Dans les brumes du sommeil. Je parle
beaucoup le matin peut-être parce que je ne suis pas encore connecté à
l’horrible vie quotidienne avec les autres, ils ne m’inhibent pas, ils ne me
polluent pas l’esprit en venant me rappeler leur existence, je suis encore sous
l’emprise des rêves où la vie de l’esprit est plus vagabonde.
Ce matin, à peine levé j’écris non pas ce
que je pense, ce que je cherche mais ce que je trouve sans chercher, ce qui est
là tout seul, comme si ce n’était pas de moi mais quelqu’un d’autre qui parlait
tout seul en moi:
«Goût des lèvres: on ne peut le
connaître c’est-à-dire l’apprécier avec justesse que par comparaison.»
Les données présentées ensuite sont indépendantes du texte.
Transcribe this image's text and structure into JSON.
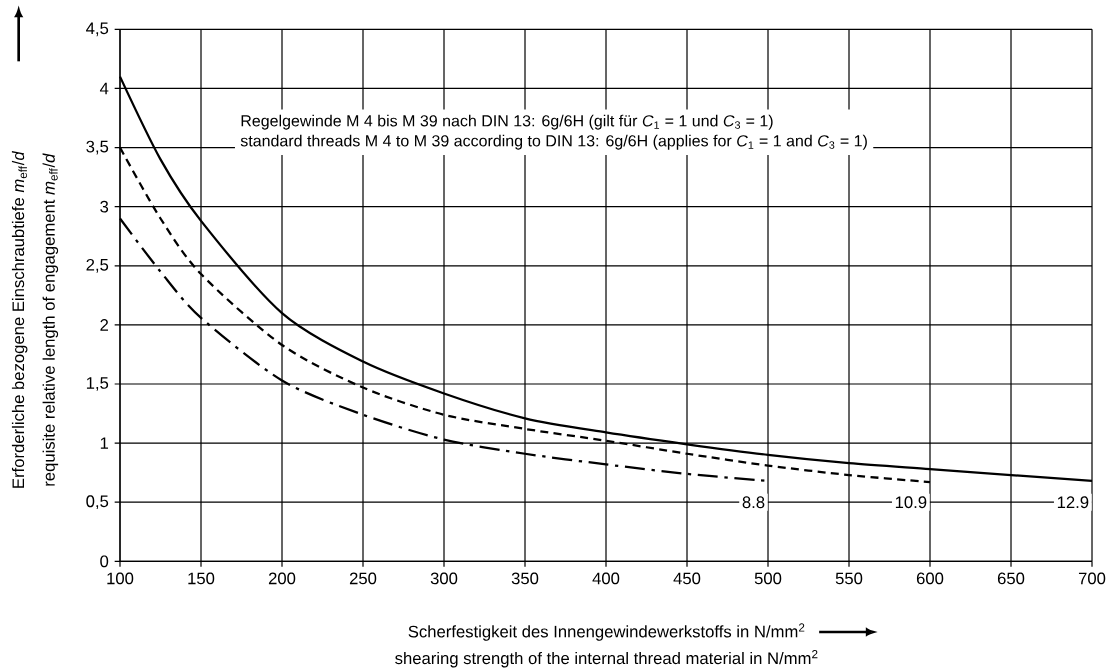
{
  "chart_data": {
    "type": "line",
    "xlabel": "Scherfestigkeit des Innengewindewerkstoffs in N/mm$^{2}$",
    "ylabel": "Erforderliche bezogene Einschraubtiefe *m*$_{eff}$/*d*",
    "annotations": [
      "Regelgewinde M 4 bis M 39 nach DIN 13: 6g/6H (gilt für *C*$_{1}$ = 1 und *C*$_{3}$ = 1)",
      "standard threads M 4 to M 39 according to DIN 13: 6g/6H (applies for *C*$_{1}$ = 1 and *C*$_{3}$ = 1)",
      "shearing strength of the internal thread material in N/mm$^{2}$",
      "requisite relative length of engagement *m*$_{eff}$/*d*"
    ],
    "series": [
      {
        "name": "8.8",
        "color": "#000000",
        "line_style": "dashdot",
        "x": [
          100,
          125,
          150,
          200,
          250,
          300,
          350,
          400,
          450,
          500
        ],
        "values": [
          2.9,
          2.45,
          2.06,
          1.53,
          1.24,
          1.03,
          0.91,
          0.82,
          0.74,
          0.68
        ]
      },
      {
        "name": "10.9",
        "color": "#000000",
        "line_style": "dashed",
        "x": [
          100,
          125,
          150,
          200,
          250,
          300,
          350,
          400,
          450,
          500,
          550,
          600
        ],
        "values": [
          3.5,
          2.9,
          2.43,
          1.83,
          1.47,
          1.24,
          1.12,
          1.02,
          0.91,
          0.81,
          0.73,
          0.67
        ]
      },
      {
        "name": "12.9",
        "color": "#000000",
        "line_style": "solid",
        "x": [
          100,
          125,
          150,
          200,
          250,
          300,
          350,
          400,
          450,
          500,
          550,
          600,
          650,
          700
        ],
        "values": [
          4.1,
          3.4,
          2.88,
          2.1,
          1.69,
          1.42,
          1.21,
          1.09,
          0.99,
          0.9,
          0.83,
          0.78,
          0.73,
          0.68
        ]
      }
    ],
    "xlim": [
      100,
      700
    ],
    "ylim": [
      0,
      4.5
    ],
    "xticks": [
      100,
      150,
      200,
      250,
      300,
      350,
      400,
      450,
      500,
      550,
      600,
      650,
      700
    ],
    "yticks": [
      0,
      {
        "value": 0.5,
        "label": "0,5"
      },
      1,
      {
        "value": 1.5,
        "label": "1,5"
      },
      2,
      {
        "value": 2.5,
        "label": "2,5"
      },
      3,
      {
        "value": 3.5,
        "label": "3,5"
      },
      4,
      {
        "value": 4.5,
        "label": "4,5"
      }
    ],
    "grid": true
  }
}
«L’avenir appartient à ceux qui se
lèvent tôt, ceux qui se couchent tard ont le présent, ceux qui ont des
insomnies leur passé, quant à ceux qui dorment beaucoup, il leur reste toujours
la vie des rêves.»
«Allez, sois gentille, juste un peu, avant
qu’elles soient souillées par le café, les croissants, les cigarettes, les
poussières des chemins, le bruit, le brouillard des mots, avant qu’elles
appartiennent aux autres, qu’elles aillent vivre leur vie sociale, pendant
qu’elles ont encore leur pureté nocturne, qu’elles n’ont proféré aucune phrase
humaine, qu’elles n’ont été touchées par personne, laisse-moi goûter tes lèvres.»
Mais non seulement je parle mais encore je
suis à l’écoute:
Nouvelles du monde: un type tire sur les
automobiles qui passent sur le boulevard périphérique parisien; un banquier
est inculpé pour détournement de biens sociaux (qu’est-ce que c’est que cela,
des «biens sociaux», y en a-t-il d’autres?), il s’appelle comte de…; les
soldats algériens de la première guerre mondiale touchaient une solde quatre
fois moindre que les soldats français.
Et puis une heure plus tard, l’esprit est
brouillé par les ondes radioactives du monde, je n’ai plus qu’à me recoucher,
il n’y a plus rien à faire dans ce monde. À moins qu’on ne se recouche pas seul: où il reste encore quelques bricoles amusantes et agréables pour s’occuper,
n’est-ce pas? je ne vais pas te détailler ce que tu connais si bien: léchage,
suçage, production de variées humidités entre deux douches.